Gnuritas

aug 17, 2009

Recompressing (optimising) PDF files

There are at least three ways to do this in Ubuntu. You will need the packages ghostscript (for all methods, but installed by default) and pdftk (for method 2), and optionally a Java Runtime Environment (for method 3).

Method 1: ps2pdf

The ps2pdf script that comes with Ghostscript is meant to convert PostScript to PDF, but it will happily take PDF-files as input. Just try: ps2pdf input.pdf output.pdf

You can add GhostScript options to control the PDF-output. To get smaller files you can try adding one of the preset-options: -dPDFSETTINGS=/ebook or -dPDFSETTINGS=/screen

For more advanced settings: http://pages.cs.wisc.edu/~ghost/doc/cvs/Ps2pdf.htm

Note that the screen preset converts all images to sRGB and converts to PDF 1.3 which does not support all types of gradients and transparency. In some cases this may cause text to be converted into an image. Also, GhostScript does not seem to do a great job at converting CYMK colours to sRGB, so if your colours come out looking all weird after conversion your original document probably used CYMK colours. In such cases I first convert to a PDF-file with device-independent colours (where possible, and otherwise they should be kept as CYMK), and then run a second pass in which I compress the file but keep it as PDF 1.4 (or a higher version, which you should specify with a switch such as -dCompatibilityLevel=1.5):

ps2pdf -dColorConversionStrategy=/UseDeviceIndependentColor -dUseCIEColor input.pdf input-ciecolor.pdf

ps2pdf -dColorConversionStrategy=/UseDeviceIndependentColor -dUseCIEColor -dColorImageDownsampleType=/Bicubic -dColorImageResolution=72 -dGrayImageResolution=72 -dMonoImageResolution=300 -dDownsampleColorImages=true -dDownsampleGrayImages=true -dDownsampleMonoImages=true -dOptimize=true -dProcessColorModel=/DeviceCMYK input-ciecolor.pdf output-screen.pdf

At least this shouldn’t make things worse with regard to colour, and it also retains your text as text.

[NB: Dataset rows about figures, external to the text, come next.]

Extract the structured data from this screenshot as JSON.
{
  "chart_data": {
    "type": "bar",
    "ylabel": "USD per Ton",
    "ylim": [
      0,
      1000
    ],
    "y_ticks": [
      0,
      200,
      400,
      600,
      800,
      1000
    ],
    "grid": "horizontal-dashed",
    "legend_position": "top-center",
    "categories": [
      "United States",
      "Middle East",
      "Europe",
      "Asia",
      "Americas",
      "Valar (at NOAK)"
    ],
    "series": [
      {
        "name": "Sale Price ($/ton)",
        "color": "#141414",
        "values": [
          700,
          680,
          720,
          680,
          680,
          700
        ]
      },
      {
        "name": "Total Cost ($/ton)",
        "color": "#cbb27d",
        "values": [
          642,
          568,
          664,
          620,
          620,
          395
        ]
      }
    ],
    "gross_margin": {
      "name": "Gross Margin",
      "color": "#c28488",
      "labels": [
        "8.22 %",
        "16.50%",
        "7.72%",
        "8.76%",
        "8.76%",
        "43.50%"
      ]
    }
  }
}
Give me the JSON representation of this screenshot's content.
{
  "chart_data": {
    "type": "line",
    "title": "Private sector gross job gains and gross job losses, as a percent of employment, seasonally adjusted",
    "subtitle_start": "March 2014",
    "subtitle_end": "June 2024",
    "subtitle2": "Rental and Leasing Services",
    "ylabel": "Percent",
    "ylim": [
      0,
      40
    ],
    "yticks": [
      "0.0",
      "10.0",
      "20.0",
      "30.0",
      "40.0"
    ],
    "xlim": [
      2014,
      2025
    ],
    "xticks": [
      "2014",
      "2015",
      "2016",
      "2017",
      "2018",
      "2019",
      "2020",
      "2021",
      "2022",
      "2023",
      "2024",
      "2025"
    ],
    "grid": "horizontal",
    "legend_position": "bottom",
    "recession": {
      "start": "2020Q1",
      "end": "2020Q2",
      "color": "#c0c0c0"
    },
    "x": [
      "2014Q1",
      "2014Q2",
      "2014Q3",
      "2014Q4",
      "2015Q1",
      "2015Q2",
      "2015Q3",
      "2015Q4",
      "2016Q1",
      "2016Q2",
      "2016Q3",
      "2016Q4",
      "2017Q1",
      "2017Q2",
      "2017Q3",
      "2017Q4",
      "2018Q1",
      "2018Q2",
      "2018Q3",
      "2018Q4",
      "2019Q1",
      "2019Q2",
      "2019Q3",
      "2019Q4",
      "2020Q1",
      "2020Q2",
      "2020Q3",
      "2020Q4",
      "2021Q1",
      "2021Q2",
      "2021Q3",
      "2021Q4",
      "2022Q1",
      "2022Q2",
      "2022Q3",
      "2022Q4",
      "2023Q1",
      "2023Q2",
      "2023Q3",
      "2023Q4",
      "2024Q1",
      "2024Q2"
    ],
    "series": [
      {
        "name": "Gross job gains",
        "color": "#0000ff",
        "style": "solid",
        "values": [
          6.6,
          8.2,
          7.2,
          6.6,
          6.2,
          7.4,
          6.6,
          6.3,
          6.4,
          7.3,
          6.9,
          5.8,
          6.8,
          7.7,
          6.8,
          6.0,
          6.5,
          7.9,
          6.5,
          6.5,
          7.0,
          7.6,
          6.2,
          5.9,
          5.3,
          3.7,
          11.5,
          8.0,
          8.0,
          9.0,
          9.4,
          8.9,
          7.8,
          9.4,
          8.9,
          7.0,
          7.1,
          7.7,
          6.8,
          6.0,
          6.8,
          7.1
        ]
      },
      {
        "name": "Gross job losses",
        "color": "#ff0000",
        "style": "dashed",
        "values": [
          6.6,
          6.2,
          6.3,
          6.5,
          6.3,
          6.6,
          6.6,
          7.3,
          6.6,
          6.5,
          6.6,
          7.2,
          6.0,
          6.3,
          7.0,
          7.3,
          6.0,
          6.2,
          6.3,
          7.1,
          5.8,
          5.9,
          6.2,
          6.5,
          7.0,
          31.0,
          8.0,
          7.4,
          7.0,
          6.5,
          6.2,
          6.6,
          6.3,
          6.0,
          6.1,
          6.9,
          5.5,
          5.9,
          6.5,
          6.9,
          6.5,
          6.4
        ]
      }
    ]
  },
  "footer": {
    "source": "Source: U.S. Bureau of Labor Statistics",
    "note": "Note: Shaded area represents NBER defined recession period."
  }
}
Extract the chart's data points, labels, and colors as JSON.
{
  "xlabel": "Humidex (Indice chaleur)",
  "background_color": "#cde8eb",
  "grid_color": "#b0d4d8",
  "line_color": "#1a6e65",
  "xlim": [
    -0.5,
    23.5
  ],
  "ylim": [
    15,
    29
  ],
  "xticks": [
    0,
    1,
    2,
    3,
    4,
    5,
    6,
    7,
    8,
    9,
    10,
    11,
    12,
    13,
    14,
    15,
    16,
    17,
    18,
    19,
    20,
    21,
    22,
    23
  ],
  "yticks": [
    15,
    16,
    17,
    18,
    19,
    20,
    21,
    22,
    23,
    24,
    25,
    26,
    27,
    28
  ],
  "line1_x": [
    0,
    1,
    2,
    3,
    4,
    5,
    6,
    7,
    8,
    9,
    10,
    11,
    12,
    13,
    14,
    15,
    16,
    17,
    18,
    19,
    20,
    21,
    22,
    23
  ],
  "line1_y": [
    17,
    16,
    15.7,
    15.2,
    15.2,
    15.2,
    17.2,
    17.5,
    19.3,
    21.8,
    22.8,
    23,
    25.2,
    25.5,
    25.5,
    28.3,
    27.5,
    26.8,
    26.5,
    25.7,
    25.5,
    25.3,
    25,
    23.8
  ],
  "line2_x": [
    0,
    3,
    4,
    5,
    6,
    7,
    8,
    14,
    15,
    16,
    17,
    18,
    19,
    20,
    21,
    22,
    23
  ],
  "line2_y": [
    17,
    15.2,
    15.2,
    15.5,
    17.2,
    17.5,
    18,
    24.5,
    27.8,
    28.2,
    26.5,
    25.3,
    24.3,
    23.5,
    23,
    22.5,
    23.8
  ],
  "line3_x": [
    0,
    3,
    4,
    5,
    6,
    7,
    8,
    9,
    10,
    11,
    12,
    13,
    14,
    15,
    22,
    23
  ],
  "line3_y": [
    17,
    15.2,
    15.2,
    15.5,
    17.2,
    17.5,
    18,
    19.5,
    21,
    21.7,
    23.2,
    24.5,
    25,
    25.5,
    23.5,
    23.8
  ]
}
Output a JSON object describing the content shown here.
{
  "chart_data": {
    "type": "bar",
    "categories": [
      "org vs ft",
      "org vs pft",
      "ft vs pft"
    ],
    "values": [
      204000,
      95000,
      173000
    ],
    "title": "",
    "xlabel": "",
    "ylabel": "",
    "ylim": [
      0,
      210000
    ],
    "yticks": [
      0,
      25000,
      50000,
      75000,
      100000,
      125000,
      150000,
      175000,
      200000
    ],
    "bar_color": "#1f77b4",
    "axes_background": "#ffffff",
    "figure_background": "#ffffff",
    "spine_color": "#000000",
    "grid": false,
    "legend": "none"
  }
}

Method 2: The compress-newsletter script

The above methods works well, but you will probably lose any metadata in the document, including bookmarks, author information, etc.

If you need to keep metadata, you can try the following perl-script. It was especially written to recompress Scribus PDF output without losing metadata:

http://www.capca.ucalgary.ca/~wdobler/utils/compress-newsletter.html

Method 3: Multivalent

A Java-based browser and toolbox for digital documents: http://multivalent.sourceforge.net/

You’ll need to download the jar-file. It has a recompression class that you can run from the commandline. For example:

CLASSPATH=":/usr/local/lib/Multivalent20060102.jar" java tool.pdf.Compress -jpeg input.pdf

(This assumes of course that you’ve copied the jar-file to /usr/local/lib first, e.g. sudo mv ~/Desktop/Multivalent20060102.jar /usr/local/lib)

This method is easy, but may or may not work well depending on the input file so be sure to always check your output!